Dünya Kupası'nın 4. günü Hollanda-Danimarka maçıyla başladı. Portakallar her turnuvanın sevilen ekiplerindendir, her zaman için izleyicilere güzel futbol izletirler. Bu turnuvada da umutluydum onlardan. Ancak bu maçki performansları çok da umut vermedi. Bu turnuva benim şu ana kadar izlediğim en zevksiz turnuva olma yolunda ilerliyorsa bunun tek bir sebebi var, o da güçlü takımların dahi başarısız olma korkusuyla hücum yapmaktan çekinmesi. Zayıf bir takımın defansif oynamasını anlarım ama kendinizden güçsüz takımlara karşı en azından o riski alabilmelisiniz, bu yüzden Fransa, Hollanda gibi takımları yazarken üzülüyorum aslında çünkü bu turnuva "Joga Bonito"nun iyice yok olmaya yüz tuttuğu bir organizasyon olarak gelişiyor. İlk yarı 2 takımın da aşırı etkisiz ve defansif futbolundan sonra Hollanda'da Elia'nın oyuna girişi oyuna hareketlilik getirdi. Ancak yine de defans hatasından gelen own goal olmasa çok da bir atraksiyon olmuyordu maçta. Zaten ileride sadece Bendtner ve Rommedahl'ın ayağına bakan Danimarka bu dakikadan sonra pozisyon bile bulamadı diyebiliriz. Bu sene Beşiktaş'tan da gördüğümüz gibi böyle 8-9 kişiyle savunma yapıp karambolden gol nasıl olsa atarım, atamasam bile yemem 1 gol alırım mantığı golü yiyince bozuluyor. Maçın bana göre en iyileri Sneijder ve Elia'ydı. Ancak Hollanda'nın dahi hücum futbolu sergilememiş olması üzücüydü.

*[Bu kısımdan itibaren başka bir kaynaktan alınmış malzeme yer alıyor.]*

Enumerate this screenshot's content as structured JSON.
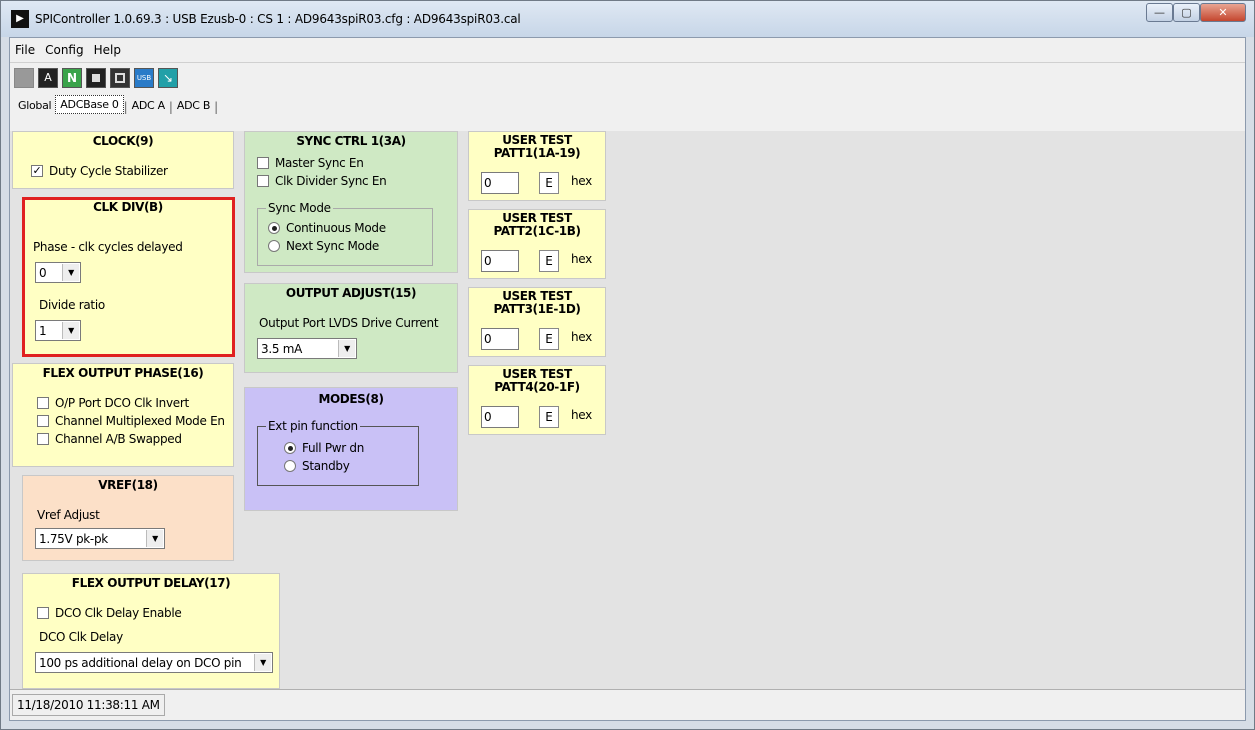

Günün 2. maçı Japonya-Kamerun maçıydı. Maç öncesi favorim Kamerun'du çünkü Japonya'daki oyuncuların yüzde 90'ı ismini bile duymadığım adamlar. Maçı izleme fırsatı bulamadım, ancak söylenene göre Kamerun hatalı bir kadroyla çıkmış sahaya. Kamerun kadrosunu inceleme fırsatı bulsaydık diyecektim ki orta sahada defansif özellikli oyuncuları çok sayıda ve kaliteli oyuncular. Böyle bir takımın da, ki hücumda da defansif forvet diyebileceğimiz Etoo gibi bir oyuncu varken kalabalık bir orta sahayla sahanın her yerine yayılan bir pres sergilemesini beklerdim ben, tıpkı Okan-Emre-Suat'lı Fatih Terim Galatasaray'ı gibi. Ama onlar ilerde daha çok oyuncuya yer verip orta sahayı zayıf bırakınca Japonya oyunun hakimiyetini ele almış. Şunu unutmamalıyız ki hücum futbolu oynasınlar derken savunmayı orta sahayı boş bıraksınlar demiyoruz. Sahadaki dizilişten bağımsız olan bir takım mantalitesi vardır, takım sahaya tek forvet de çıksa hücumcu bir futbol sergileyebilir (Türkiye'de çoğu spor yazarının büyük takım tek forvetle mi oynar argümanı(!) da bu yanlış anlamadan gelir zaten).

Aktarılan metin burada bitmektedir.